Bandar Lampung, Selasa 6 Januari 2026.

Mentari siang ini seolah berhenti sejenak di puncak langit, memayungi MTsN 1 Bandar Lampung yang tengah mengemban amanah besar. Ruangan rapat itu berubah menjadi kawah candradimuka, tempat di mana gagasan-gagasan cerdas digodok demi kemajuan madrasah di Bumi Ruwa Jurai. Bau harum kopi yang mengepul tipis di sudut meja berpadu dengan aura serius namun hangat dari para pejuang pendidikan.



Puncak kekhidmatan terasa saat Bapak H. Ahmad Rifai, S.E., M.M., Kabid Penmad Kanwil Kemenag Lampung, memberikan arahannya. Suara beliau mengisi setiap sudut ruangan, bukan dengan nada yang menggurui, melainkan layaknya seorang ayah yang memberikan wejangan kepada anak-anaknya.

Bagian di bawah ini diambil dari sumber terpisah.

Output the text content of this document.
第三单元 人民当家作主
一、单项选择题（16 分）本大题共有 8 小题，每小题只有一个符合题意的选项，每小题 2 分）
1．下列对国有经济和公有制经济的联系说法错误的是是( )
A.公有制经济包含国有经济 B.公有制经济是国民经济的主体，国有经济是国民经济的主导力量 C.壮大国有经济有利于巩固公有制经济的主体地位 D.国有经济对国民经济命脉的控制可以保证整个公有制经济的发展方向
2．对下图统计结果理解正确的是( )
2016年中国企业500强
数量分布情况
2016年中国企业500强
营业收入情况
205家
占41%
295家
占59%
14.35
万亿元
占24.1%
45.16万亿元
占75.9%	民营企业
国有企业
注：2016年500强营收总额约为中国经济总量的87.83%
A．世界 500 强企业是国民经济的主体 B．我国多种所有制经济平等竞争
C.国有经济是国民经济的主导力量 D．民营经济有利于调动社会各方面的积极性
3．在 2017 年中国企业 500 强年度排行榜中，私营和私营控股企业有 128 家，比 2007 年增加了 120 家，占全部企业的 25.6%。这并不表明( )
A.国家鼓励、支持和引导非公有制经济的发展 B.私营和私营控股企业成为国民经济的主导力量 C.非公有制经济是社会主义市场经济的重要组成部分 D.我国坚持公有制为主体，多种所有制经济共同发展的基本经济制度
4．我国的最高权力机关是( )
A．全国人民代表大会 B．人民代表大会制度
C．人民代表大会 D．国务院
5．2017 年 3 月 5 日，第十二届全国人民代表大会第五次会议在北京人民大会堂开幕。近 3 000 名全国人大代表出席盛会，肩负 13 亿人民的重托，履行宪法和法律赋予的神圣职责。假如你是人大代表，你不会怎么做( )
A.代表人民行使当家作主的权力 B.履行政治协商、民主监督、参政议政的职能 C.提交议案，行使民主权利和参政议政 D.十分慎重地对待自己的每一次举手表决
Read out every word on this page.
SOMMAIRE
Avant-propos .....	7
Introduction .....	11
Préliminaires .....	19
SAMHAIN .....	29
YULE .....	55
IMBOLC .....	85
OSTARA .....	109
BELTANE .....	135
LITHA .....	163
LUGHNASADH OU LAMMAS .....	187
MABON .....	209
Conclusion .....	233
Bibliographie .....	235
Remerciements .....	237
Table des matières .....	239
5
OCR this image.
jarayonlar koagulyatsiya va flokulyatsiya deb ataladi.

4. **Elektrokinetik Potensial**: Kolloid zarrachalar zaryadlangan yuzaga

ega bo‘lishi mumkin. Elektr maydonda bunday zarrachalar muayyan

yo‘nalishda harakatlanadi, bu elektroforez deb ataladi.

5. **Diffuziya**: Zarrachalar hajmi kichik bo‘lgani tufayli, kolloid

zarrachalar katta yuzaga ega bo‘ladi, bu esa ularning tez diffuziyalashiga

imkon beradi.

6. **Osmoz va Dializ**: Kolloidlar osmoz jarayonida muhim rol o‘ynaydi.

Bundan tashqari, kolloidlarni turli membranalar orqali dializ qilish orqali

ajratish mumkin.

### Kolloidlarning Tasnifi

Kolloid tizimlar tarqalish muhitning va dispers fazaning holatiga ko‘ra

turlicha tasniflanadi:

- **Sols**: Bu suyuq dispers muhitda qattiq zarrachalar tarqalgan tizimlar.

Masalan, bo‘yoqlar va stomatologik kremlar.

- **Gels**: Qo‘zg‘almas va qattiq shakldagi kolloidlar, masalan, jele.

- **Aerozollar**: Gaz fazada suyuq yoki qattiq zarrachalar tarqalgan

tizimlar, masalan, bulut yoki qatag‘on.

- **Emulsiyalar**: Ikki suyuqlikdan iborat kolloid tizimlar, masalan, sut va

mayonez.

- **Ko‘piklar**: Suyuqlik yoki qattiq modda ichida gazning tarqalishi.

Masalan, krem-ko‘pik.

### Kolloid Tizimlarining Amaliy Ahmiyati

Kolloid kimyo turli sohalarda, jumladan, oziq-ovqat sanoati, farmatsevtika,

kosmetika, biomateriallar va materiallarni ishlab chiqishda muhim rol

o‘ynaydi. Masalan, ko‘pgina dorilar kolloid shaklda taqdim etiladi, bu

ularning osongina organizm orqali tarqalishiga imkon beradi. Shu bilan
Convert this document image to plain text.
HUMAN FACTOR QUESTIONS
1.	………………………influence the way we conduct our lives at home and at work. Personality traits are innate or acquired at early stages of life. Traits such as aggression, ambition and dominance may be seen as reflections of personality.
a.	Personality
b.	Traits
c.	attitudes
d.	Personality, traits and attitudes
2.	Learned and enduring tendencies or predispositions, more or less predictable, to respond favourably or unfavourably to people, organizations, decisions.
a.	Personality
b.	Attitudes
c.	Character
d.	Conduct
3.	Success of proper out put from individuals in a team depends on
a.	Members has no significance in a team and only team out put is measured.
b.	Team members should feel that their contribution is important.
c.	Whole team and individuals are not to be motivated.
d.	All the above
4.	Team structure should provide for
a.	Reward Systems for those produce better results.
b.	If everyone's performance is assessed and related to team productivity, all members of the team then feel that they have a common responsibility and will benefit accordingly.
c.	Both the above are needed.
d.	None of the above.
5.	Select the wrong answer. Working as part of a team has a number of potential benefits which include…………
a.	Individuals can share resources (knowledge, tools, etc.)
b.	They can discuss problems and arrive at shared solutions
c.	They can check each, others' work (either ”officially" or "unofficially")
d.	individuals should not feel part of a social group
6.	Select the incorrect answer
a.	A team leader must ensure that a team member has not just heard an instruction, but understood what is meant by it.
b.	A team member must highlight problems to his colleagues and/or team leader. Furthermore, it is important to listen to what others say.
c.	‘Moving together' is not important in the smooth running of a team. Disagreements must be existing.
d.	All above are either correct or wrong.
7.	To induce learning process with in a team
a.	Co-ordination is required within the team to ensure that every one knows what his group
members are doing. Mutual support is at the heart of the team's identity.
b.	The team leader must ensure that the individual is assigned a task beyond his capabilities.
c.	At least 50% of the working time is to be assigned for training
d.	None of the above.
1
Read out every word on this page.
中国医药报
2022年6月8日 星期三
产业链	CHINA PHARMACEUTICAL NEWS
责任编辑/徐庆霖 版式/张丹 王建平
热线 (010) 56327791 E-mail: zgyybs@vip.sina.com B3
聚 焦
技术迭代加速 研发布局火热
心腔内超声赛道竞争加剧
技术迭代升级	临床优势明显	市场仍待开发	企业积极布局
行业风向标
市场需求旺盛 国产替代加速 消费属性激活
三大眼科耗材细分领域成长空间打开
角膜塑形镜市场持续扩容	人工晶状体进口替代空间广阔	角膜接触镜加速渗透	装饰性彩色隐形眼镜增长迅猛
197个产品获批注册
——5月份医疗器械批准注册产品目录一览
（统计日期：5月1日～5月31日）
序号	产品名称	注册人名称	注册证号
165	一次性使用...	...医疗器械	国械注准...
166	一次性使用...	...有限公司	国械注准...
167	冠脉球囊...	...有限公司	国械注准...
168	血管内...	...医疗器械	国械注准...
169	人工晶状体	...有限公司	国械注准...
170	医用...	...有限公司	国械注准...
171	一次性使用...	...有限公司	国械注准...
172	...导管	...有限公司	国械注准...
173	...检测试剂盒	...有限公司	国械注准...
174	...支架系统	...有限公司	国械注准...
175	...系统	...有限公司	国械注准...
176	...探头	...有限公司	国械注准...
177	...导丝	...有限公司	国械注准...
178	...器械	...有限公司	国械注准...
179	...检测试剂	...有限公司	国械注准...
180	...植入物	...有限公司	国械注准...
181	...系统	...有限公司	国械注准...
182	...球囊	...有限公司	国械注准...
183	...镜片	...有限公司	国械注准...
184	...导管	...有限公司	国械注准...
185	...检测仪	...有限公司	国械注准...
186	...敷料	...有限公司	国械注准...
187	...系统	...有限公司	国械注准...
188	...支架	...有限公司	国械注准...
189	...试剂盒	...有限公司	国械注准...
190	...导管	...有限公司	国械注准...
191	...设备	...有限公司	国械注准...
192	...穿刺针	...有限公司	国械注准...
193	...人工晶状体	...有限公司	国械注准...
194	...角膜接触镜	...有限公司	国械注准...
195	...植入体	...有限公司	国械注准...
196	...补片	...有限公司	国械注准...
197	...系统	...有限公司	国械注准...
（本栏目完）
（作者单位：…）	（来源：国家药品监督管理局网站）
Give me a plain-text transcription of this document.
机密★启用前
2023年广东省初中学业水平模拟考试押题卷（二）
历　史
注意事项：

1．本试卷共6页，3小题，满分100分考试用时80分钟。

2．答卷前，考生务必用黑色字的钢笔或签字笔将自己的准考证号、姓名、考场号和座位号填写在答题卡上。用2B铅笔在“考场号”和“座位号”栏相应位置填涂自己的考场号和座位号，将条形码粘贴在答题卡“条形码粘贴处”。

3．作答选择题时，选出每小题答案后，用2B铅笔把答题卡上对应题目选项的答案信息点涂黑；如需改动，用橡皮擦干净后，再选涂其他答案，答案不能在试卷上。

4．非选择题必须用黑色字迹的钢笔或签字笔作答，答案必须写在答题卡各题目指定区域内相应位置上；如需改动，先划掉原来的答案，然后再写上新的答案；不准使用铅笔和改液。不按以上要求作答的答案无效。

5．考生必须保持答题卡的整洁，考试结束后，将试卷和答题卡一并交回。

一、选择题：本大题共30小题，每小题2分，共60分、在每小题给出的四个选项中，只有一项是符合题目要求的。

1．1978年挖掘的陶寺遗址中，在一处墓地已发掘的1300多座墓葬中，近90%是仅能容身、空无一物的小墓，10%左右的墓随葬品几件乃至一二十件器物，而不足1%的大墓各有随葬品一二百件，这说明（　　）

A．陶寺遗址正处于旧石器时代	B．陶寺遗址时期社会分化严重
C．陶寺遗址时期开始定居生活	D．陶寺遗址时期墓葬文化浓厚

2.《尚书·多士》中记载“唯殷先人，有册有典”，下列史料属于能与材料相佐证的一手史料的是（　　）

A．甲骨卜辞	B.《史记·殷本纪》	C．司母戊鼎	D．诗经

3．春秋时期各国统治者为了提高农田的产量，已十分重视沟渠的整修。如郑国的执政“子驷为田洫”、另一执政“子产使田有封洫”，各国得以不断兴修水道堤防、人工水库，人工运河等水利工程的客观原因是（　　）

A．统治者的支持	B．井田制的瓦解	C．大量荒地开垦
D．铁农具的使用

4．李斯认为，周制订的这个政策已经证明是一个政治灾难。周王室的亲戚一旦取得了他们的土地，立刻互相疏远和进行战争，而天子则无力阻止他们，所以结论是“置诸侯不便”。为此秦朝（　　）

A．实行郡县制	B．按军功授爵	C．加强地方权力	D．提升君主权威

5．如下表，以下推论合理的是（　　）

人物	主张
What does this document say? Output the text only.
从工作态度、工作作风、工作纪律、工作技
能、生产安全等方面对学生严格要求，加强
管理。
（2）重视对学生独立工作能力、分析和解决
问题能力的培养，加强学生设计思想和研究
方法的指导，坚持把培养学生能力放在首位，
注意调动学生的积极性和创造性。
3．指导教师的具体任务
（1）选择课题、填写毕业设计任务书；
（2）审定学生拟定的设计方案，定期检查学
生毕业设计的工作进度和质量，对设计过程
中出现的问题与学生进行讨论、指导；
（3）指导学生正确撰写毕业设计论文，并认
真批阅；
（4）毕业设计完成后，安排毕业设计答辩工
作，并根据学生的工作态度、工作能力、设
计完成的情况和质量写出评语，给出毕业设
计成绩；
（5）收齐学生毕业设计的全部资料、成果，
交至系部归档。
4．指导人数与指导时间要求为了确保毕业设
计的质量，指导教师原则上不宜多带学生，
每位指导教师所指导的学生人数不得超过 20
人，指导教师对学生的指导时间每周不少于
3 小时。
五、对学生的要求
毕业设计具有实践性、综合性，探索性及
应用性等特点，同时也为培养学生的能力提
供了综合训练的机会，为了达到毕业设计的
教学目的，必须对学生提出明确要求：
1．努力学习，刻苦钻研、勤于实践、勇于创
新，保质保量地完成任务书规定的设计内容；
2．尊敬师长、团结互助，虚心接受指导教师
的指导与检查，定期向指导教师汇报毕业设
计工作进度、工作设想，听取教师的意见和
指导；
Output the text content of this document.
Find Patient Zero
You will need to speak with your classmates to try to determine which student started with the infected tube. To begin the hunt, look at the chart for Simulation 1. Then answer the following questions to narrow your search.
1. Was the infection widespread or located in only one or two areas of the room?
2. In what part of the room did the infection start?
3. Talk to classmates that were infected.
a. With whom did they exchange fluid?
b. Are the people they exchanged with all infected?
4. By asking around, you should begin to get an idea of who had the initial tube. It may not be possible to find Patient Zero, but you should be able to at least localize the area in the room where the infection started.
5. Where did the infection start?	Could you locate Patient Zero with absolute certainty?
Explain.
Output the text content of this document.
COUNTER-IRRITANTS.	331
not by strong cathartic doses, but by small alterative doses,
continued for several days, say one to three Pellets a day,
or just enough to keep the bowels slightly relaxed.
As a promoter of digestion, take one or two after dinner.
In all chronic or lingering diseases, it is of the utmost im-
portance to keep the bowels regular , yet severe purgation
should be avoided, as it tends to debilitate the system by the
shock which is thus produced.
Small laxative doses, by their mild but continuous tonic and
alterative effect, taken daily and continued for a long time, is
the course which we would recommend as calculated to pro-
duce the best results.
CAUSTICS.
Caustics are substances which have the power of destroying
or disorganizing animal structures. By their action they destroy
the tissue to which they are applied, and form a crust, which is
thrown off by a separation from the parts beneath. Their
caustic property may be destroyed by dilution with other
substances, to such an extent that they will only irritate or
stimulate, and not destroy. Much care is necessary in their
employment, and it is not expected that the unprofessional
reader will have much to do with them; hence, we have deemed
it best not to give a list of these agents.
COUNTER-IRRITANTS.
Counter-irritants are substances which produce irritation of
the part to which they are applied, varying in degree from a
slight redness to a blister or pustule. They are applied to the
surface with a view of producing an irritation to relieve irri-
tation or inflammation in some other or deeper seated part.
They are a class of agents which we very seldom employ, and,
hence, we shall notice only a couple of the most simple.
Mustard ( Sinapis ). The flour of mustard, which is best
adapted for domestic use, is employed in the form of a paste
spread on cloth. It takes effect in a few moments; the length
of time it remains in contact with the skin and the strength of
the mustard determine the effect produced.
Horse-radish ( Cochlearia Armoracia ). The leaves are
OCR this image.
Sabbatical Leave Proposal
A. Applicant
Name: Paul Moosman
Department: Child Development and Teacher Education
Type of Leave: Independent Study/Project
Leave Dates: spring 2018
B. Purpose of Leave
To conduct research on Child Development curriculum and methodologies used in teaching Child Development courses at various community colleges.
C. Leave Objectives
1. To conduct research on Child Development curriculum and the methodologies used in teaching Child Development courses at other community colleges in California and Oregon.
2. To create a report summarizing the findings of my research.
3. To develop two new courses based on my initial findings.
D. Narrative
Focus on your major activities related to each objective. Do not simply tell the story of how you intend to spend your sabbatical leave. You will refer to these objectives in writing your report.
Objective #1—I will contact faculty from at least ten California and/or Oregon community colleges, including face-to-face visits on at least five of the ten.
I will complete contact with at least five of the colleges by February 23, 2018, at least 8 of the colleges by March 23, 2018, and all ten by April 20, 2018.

Beliau menekankan bahwa dana bantuan melalui SIMBA ini bukanlah sekadar angka-angka di atas layar komputer, melainkan amanah yang harus mewujud menjadi perubahan nyata.

 "PKB bukan sekadar rutinitas gugur kewajiban," tutur beliau dengan tatapan mata yang menyapu seluruh Pokja. "Ini adalah napas bagi profesionalisme kita. Jika gurunya berhenti belajar, maka madrasahnya pun akan berhenti bernapas."


Kalimat demi kalimat yang beliau sampaikan mengalir jernih, bagai air pegunungan yang menyegarkan semangat para ketua KKG, MGMP, KKM, dan Pokjawas yang sempat layu diterpa kesibukan rutin. Di samping beliau, Bapak Roswildan, Bapak Alamsyah, dan Bapak Syahrul sesekali mengangguk mantap, mempertegas pesan bahwa sinergi adalah kunci utama.


Setelah arahan diberikan, suasana ruangan kembali riuh dengan gumam diskusi yang produktif. Sesekali terdengar denting sendok yang beradu dengan cangkir, menemani jemari yang menari lincah di atas keyboard menyusun draf anggaran 2025. Ada tekad yang terlukis di setiap gurat wajah peserta; sebuah keinginan kuat agar bantuan pemberdayaan ini benar-benar menjadi pengungkit kualitas siswa di ruang kelas.

MTsN 1 Bandar Lampung hari ini bukan hanya menjadi saksi bisu sebuah rapat koordinasi. Ia menjadi saksi lahirnya komitmen kolektif. Bahwa di tahun 2025 nanti, madrasah di Lampung harus terbang lebih tinggi, dipacu oleh guru-guru yang keprofesiannya terus diasah tanpa henti.

Sesuai filosofi yang sering kita dengar: Hasil tak akan pernah mengkhianati proses. Dan proses yang lahir hari ini di bawah bimbingan para pimpinan, adalah langkah pertama menuju puncak kegemilangan pendidikan madrasah.